Hastings residents are being encouraged to check in on their family and friends about safe betting during Responsible Gambling Awareness Week.
The annual week promoting awareness of gambling harm in the NSW community ends on Sunday, September 22.
It includes promotions from the NSW Government about understanding risky behaviour, providing practical ways to keep gambling under control and how to seek help.
Gambling Help Mid North Coast gambling counsellor Stephen Edman, who has been working in the field for more than 20 years, says most people gamble with their own money by keeping it a secret.
"It is evident to me that gambling becomes a problem the moment it becomes a secret," he said.
"For the most part people are acting within the law, and yet it's a behaviour they can feel deeply ashamed about.
"I believe it's this shame that they feel which prevents them from speaking about it."
Mr Edman said gambling could be seen as a secret relationship, threatening the trust between family members.
"If you want to gamble, have some authenticity and be honest. Let other people around you know what you are doing," he said.
"I have witnessed how a lot of distress is caused when the gambling relationship becomes known. The partner starts to question what is the truth and what can they believe.
"(The gambling) process can be so strong that a person may not wish to leave, they make the connection and it feels right at the time.

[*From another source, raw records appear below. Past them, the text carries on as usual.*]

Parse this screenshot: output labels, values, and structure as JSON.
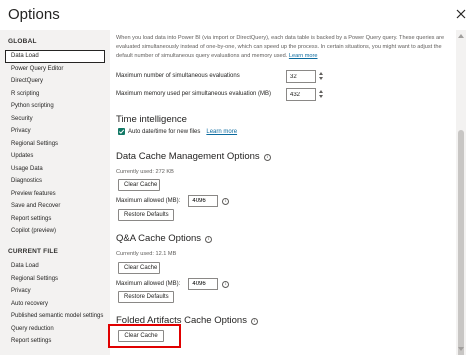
{
  "window": {
    "title": "Options"
  },
  "sidebar": {
    "global_header": "GLOBAL",
    "global_items": [
      {
        "label": "Data Load",
        "selected": true
      },
      {
        "label": "Power Query Editor"
      },
      {
        "label": "DirectQuery"
      },
      {
        "label": "R scripting"
      },
      {
        "label": "Python scripting"
      },
      {
        "label": "Security"
      },
      {
        "label": "Privacy"
      },
      {
        "label": "Regional Settings"
      },
      {
        "label": "Updates"
      },
      {
        "label": "Usage Data"
      },
      {
        "label": "Diagnostics"
      },
      {
        "label": "Preview features"
      },
      {
        "label": "Save and Recover"
      },
      {
        "label": "Report settings"
      },
      {
        "label": "Copilot (preview)"
      }
    ],
    "file_header": "CURRENT FILE",
    "file_items": [
      {
        "label": "Data Load"
      },
      {
        "label": "Regional Settings"
      },
      {
        "label": "Privacy"
      },
      {
        "label": "Auto recovery"
      },
      {
        "label": "Published semantic model settings"
      },
      {
        "label": "Query reduction"
      },
      {
        "label": "Report settings"
      }
    ]
  },
  "content": {
    "intro_text": "When you load data into Power BI (via import or DirectQuery), each data table is backed by a Power Query query. These queries are evaluated simultaneously instead of one-by-one, which can speed up the process. In certain situations, you might want to adjust the default number of simultaneous query evaluations and memory used.",
    "intro_link": "Learn more",
    "max_evaluations_label": "Maximum number of simultaneous evaluations",
    "max_evaluations_value": "32",
    "max_memory_label": "Maximum memory used per simultaneous evaluation (MB)",
    "max_memory_value": "432",
    "time_intelligence": {
      "title": "Time intelligence",
      "checkbox_label": "Auto date/time for new files",
      "checked": true,
      "link": "Learn more"
    },
    "data_cache": {
      "title": "Data Cache Management Options",
      "currently_used": "Currently used: 272 KB",
      "clear_label": "Clear Cache",
      "max_allowed_label": "Maximum allowed (MB):",
      "max_allowed_value": "4096",
      "restore_label": "Restore Defaults"
    },
    "qa_cache": {
      "title": "Q&A Cache Options",
      "currently_used": "Currently used: 12.1 MB",
      "clear_label": "Clear Cache",
      "max_allowed_label": "Maximum allowed (MB):",
      "max_allowed_value": "4096",
      "restore_label": "Restore Defaults"
    },
    "folded_cache": {
      "title": "Folded Artifacts Cache Options",
      "clear_label": "Clear Cache"
    }
  },
  "icons": {
    "info": "i",
    "close": "close-icon"
  },
  "colors": {
    "checkbox": "#117865",
    "link": "#0b6a9e",
    "highlight": "#e00000"
  }
}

"It's only afterwards when they disconnect that reality comes home and they may feel overwhelmed with shame."
Port Macquarie Race Club chief executive Michael Bowman said venues with gambling facilities have a responsibility to the public.

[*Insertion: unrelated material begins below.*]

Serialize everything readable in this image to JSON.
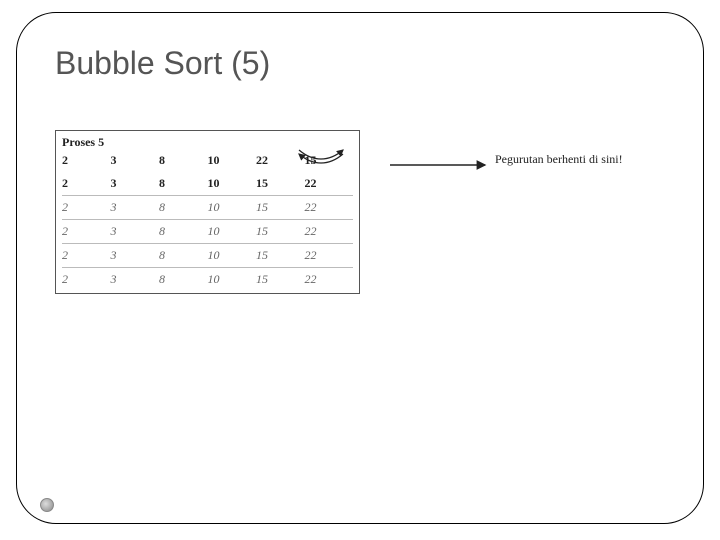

"It's something we have to be constantly aware of. We try to manage problem gambling and encourage responsible gambling," he said.
"Generally speaking we are seeing more younger patrons using their phones on course and in clubs, the older ones may still prefer to use the operators.
"It's important to promote the message of gambling responsibly."
Gambling behaviour affects both genders, all ages and all income groups, according to Mr Edman.
"There may be other factors in their life that aren't being attended to, they may not know how to attend to them," he said.
"What I have noticed is that more people are accessing their gambling via their phone. They don't need to go to a venue, they can access it on their phone and it adds to the secrecy.
"Start to talk and end the secrecy."
If you or someone you care about needs help with gambling, call 1800 858 858 to speak with a counsellor or meet one face-to-face, visit the Gambling Help Online website to chat with a counsellor via live online chat or email 24/7.
Advice and help is available for Aboriginal people in NSW by calling 1800 752 948.
Local licensed venues may also have a self-exclusion program to help quit gambling.